Micheline Pigatto Kabbas
Sua humildade e sensibilidade são infinitas e têm as cores da esperança.
Você, meu paninho de chão, foi concebido somente para servir, sem direito a salários, nem férias, nem desabafos, nem resmungos, quando quieto e sonolento, parece chorar.
A solidão em sua vida é imensa, vivendo em ambiente sombrio e insalubre, atirado nos cantos, sem a liberdade de ir e vir, e quando chamado é somente para cumprir tarefas, depois, recolhe-se ao seu pequeno mundo, quase sempre atrás da porta, hábito milenar que vem de geração em geração...
Também não lhe são reconhecidos direitos, sua curta existência é só de deveres e obrigações.
É assim, ‛meu paninho de chão’; as mãos que o ‛acolhem’ são mãos sofridas, calejadas, empobrecidas e sem adornos.
O chão, seu amigo mais próximo, confidencia seus ‛fiapos’ de segredos, nos quais despeja suas ‛gotinhas de emoções e lágrimas’.
Quando no varal, único momento de descanso e lazer, iluminado pela luz do sol, sorri ouvindo a voz do vento, acenando aos pássaros, que, animados, assoviam a canção da solidariedade.
No mal tratado balde de tantas e tantas jornadas, mergulha suas afogadas ilusões.
Quando sem força, abatido, envelhecido, é abandonado no ‛arame’, e ali fica esquecido, amarrotado e ressequido, como se engomado pelas mãos do tempo.
A água, a vassoura, o sabão e a pazinha são seus companheiros solidários e presentes, com eles ‛convivendo diuturnamente’, enquanto olha com profunda dor e tristeza a indiferença do espanador, da enceradeira, do aspirador de pó, que residem em palácios e prédios finos, não entram nem se aproximam dos barracos e das favelas, vivem distantes, bem longe da miséria.

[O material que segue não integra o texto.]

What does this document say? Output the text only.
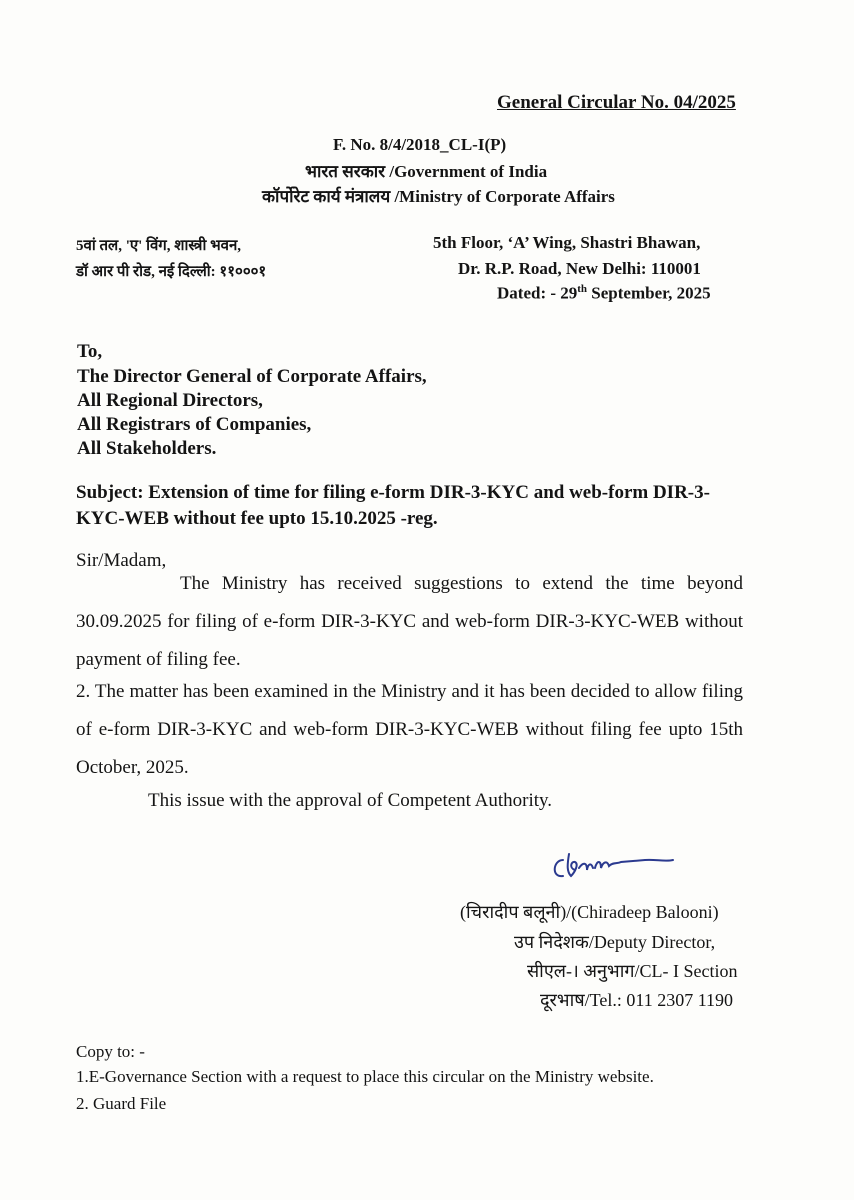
General Circular No. 04/2025
F. No. 8/4/2018_CL-I(P)
भारत सरकार /Government of India
कॉर्पोरेट कार्य मंत्रालय /Ministry of Corporate Affairs
5वां तल, 'ए' विंग, शास्त्री भवन,
डॉ आर पी रोड, नई दिल्ली: ११०००१
5th Floor, ‘A’ Wing, Shastri Bhawan,
Dr. R.P. Road, New Delhi: 110001
Dated: - 29th September, 2025
To,
The Director General of Corporate Affairs,
All Regional Directors,
All Registrars of Companies,
All Stakeholders.
Subject: Extension of time for filing e-form DIR-3-KYC and web-form DIR-3-KYC-WEB without fee upto 15.10.2025 -reg.
Sir/Madam,
The Ministry has received suggestions to extend the time beyond 30.09.2025 for filing of e-form DIR-3-KYC and web-form DIR-3-KYC-WEB without payment of filing fee.
2. The matter has been examined in the Ministry and it has been decided to allow filing of e-form DIR-3-KYC and web-form DIR-3-KYC-WEB without filing fee upto 15th October, 2025.
This issue with the approval of Competent Authority.
(चिरादीप बलूनी)/(Chiradeep Balooni)
उप निदेशक/Deputy Director,
सीएल-। अनुभाग/CL- I Section
दूरभाष/Tel.: 011 2307 1190
Copy to: -
1.E-Governance Section with a request to place this circular on the Ministry website.
2. Guard File
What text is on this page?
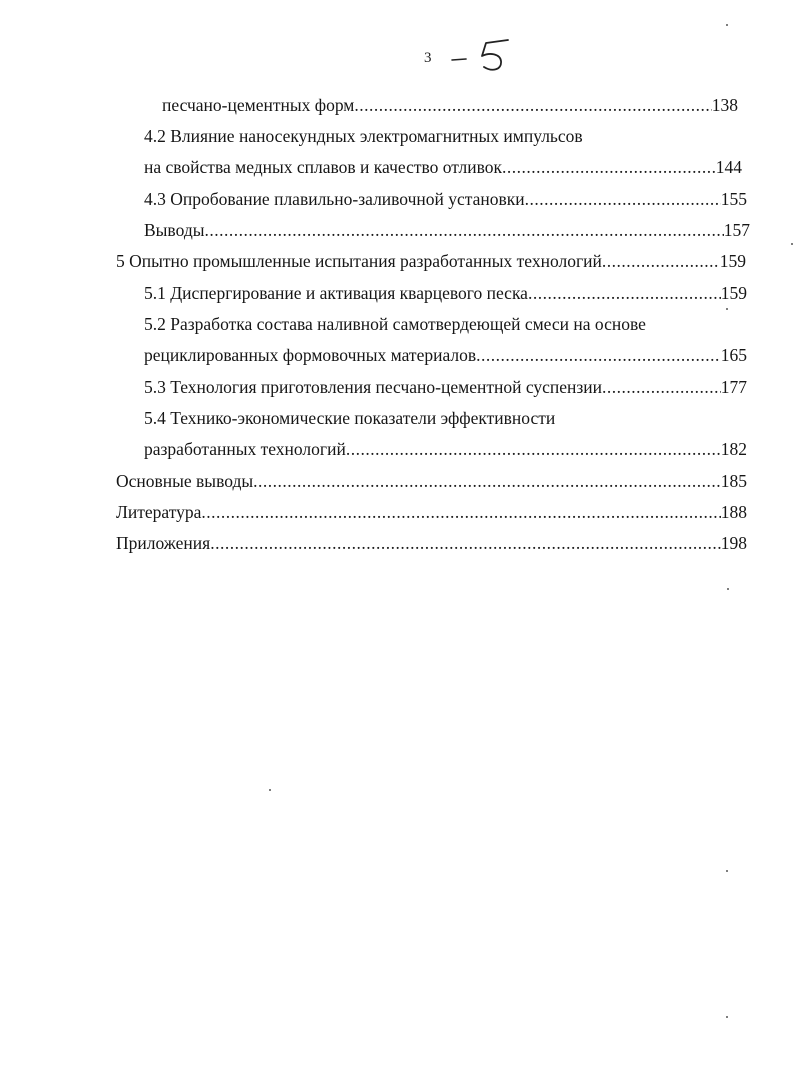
3
песчано-цементных форм .....	138
4.2 Влияние наносекундных электромагнитных импульсов
на свойства медных сплавов и качество отливок .....	144
4.3 Опробование плавильно-заливочной установки .....	155
Выводы .....	157
5 Опытно промышленные испытания разработанных технологий .....	159
5.1 Диспергирование и активация кварцевого песка .....	159
5.2 Разработка состава наливной самотвердеющей смеси на основе
рециклированных формовочных материалов .....	165
5.3 Технология приготовления песчано-цементной суспензии .....	177
5.4 Технико-экономические показатели эффективности
разработанных технологий .....	182
Основные выводы .....	185
Литература .....	188
Приложения .....	198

O ‛paninho de chão’ traz em seu dilacerado rosto cicatrizes dolorosas de ‛tantas desigualdades’.
O ‛paninho de chão’ tem voz, ouve-se o seu sussurro, às vezes gemidos, quando em contato com o chão, de onde vem o calor para aquecer seu coração.
Quando o vejo naquele cantinho turvo, opaco, sinto estremecer a alma.
O ‛paninho de chão’ carrega em sua vida a resignação, o amor, a paz, a esperança, virtudes que dignificam o seu viver e dão um singelo sentido ao seu existir.